Opera LogoIl segreto del suo successo, oltre i centinaia (o migliaia?)  di memory leaks fix, e alla rivisitazione di gran parrte del codice originario, era da attribuire soprattutto ad una particolare tecnica usata per la sua compilazione chiamata Profile Guided Optimization (PGO).

Tramite questa tecnica in pratica il programma viene compilato in modo “intelligente”, migliorando di gran lunga le prestazioni per tutte quelle operazioni ritenute, dopo un’attenta analisi statistica, di più comune riscontro ed utilizzo.

Consapevoli di cosa la perdita del primato velocistico rappresenti per l’immagine di Opera, i suoi sviluppatori non sono più rimasti a guardare ed hanno deciso di imitare il concorrente compilando l’ultima weekly build per Windows con questa tecnica.

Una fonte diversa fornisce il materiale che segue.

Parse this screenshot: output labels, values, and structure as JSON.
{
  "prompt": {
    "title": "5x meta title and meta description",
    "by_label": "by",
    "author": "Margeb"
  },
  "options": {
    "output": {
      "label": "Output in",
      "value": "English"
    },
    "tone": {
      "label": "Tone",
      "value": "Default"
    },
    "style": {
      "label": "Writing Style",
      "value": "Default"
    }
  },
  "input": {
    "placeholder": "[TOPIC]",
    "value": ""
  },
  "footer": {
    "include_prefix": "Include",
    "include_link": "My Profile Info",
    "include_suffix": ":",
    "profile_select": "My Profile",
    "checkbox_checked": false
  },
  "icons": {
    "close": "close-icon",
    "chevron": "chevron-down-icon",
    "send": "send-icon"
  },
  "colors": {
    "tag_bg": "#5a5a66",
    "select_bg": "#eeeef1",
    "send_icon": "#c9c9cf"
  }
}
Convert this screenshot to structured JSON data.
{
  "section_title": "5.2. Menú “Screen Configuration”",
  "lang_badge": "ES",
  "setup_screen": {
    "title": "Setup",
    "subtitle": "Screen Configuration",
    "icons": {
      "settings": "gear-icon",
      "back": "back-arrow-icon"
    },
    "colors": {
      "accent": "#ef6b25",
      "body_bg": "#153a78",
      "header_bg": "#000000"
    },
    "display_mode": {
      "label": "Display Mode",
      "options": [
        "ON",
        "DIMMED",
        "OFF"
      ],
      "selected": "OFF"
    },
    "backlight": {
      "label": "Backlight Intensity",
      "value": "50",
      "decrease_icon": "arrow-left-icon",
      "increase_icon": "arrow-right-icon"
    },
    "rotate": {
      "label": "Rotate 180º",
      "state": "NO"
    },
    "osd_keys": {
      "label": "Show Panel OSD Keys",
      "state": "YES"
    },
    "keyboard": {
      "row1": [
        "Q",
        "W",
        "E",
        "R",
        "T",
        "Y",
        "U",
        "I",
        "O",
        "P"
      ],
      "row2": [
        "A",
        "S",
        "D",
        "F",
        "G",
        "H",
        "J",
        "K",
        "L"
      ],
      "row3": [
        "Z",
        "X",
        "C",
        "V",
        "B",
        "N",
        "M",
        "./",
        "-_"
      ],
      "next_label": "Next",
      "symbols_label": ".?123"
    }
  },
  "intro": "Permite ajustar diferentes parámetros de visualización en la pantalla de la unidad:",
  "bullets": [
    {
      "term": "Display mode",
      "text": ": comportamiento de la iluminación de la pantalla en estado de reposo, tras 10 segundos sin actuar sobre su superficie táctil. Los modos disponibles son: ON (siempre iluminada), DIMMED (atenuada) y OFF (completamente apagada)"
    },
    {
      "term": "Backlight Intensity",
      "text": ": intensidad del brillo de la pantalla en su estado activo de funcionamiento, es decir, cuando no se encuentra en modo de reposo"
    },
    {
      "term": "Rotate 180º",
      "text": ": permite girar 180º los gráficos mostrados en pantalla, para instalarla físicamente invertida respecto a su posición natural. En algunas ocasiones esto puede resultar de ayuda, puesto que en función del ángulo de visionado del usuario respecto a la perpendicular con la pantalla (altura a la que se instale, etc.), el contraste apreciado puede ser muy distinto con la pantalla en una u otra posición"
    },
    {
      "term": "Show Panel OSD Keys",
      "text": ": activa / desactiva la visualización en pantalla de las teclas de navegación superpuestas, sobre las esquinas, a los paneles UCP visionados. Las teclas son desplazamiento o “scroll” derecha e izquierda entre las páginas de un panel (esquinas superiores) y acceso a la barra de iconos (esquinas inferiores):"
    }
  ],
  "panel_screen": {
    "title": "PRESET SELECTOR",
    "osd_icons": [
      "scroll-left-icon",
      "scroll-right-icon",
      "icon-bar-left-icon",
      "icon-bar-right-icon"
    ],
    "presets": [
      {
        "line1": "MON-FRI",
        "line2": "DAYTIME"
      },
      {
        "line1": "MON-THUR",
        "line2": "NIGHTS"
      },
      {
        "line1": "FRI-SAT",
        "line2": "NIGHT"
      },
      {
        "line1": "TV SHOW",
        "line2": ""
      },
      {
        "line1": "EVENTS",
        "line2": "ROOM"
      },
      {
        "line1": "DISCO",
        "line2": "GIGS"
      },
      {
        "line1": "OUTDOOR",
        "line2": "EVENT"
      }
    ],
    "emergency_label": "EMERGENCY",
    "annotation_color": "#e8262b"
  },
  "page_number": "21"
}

Ad una prima prova su strada in effetti pare che i risultati non abbiano deluso le aspettative, e presto quindi, non appena risolti alcuni problemi di stabilità, anche le versioni *NIX e OSX ne trarranno vantaggio.

C’è da dire tuttavia, almeno per quanto mi è stato possibile approfondire, come l’approccio usato da Mozilla pare sia stato più fruttuoso, avendo dato priorità proprio a quello che oggi può rappresentare la vera discriminante, ovvero l’ottimizzazione del motore javascript. Come è facile intuire infatti un guadagno di prestazioni di questo componente si tradurrà in un’esecuzione più veloce e fluida di tutte quelle web-application che ormai dominano la rete (basti pensare solo alle webmail o ai feed reader online), un aspetto che ogni utente della rete non può certo ignorare nella scelta del suo browser preferito. Interessanti discussioni in merito è possibile trovarle nei commenti alla notizia del Desktop Team.

Resta comunque il fatto che quello appena presentato è stato solo il primo esperimento del team norvegese e, almeno si spera, non è da escludere che al lancio della versione finale Opera 9.5 sarà nuovamente il browser più veloce del pianeta.